Six former White House press secretaries with service dating to the Truman administration had a brief turn at their old platform yesterday during a wistful and pleasantly raucous 30 minutes in the White House briefing room.
Ron Ziegler, President Nixon's embattled spokesman during the long Watergate drama, had the most praise for the press. Roger Tubby, who held the job in the last months of the Truman administration, was the most condemning, and Jody Powell, of the Carter years, the funniest.
All were here for the annual White House Correspondents Association dinner tonight and were invited to the White House for lunch by President Reagan's deputy press secretary, Larry Speakes. It was Speakes' idea that the visitors might enjoy ascending the podium just one more time for questioning by reporters.

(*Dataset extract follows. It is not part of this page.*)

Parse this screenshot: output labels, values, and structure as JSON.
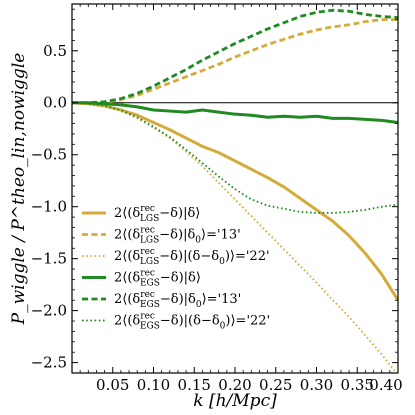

Generally, the six said they did not feel that Reagan is being treated too roughly by the media.
But Ziegler, who said that in his travels since leaving office he has come to hold the American press in high esteem, said humorously that he thought Nixon had gotten a free ride.
"You got a free ride right out," ABC's Sam Donaldson shot back.
Only President Ford's spokesman, Ron Nessen, and Powell admitted to having told a lie as press secretary.
Nessen said he had tried to give reporters the impression that there was an official reason for a trip Ford took to Florida when Ford just wanted to play in a golf tournament. Powell confessed to having lied when reporters had asked whether Carter was planning a raid to rescue the hostages in Iran.
"I don't remember if I did," said George Christian, who served under President Johnson. "Maybe I don't want to remember it."
When asked if he had told a lie, Ziegler drew friendly laughter by asking, "You want me to respond to this one?" He said he never knowingly lied, because he was kept in the dark about the Watergate scandal.
Tubby said he had never "deliberately lied," but many times "had no comment when, perhaps, I should have or could have said something about an issue."
Tubby, however, followed up with criticism of the press, reading from notes he had scribbled on the back of a laundry form provided by his hotel.
"From Castro's rise to El Salvador and the PLO, there has been a media disposition to look more favorably on what it considers liberal positions," he said.
Suggesting that anti-nuclear demonstrations in Europe were orchestrated by communists, he asked rhetorically who was behind the demonstrations this week in the United States.
"Teddy Kennedy and Mark Hatfield," said UPI reporter Helen Thomas as nearly everyone in the room but Tubby erupted in laughter.
Jerry terHorst, who served Ford for the first month of his administration, was there. Pierre Salinger, spokesman for President Kennedy, and Bill Moyers, one of Johnson's press secretaries, both now in television, were out of the country on assignment.
Moyers' CBS documentary Wednesday on the impact of Reagan's budgets cuts on the poor, which has drawn stinging criticism from the Reagan White House, was mentioned, and Tubby was the most outspokenly critical.
But, Powell deadpanned: "There have been allegations that it was one-sided and biased. And I kind of have to agree with that in this respect. All that CBS program showed was just the people who had been in some way hurt by the present situation. And it seems to me that CBS now has an obligation to go back and do a program which shows the people that have benefited from the present situation."
Speakes laughed. "I give these guys a free meal and look what I get out of it," he said.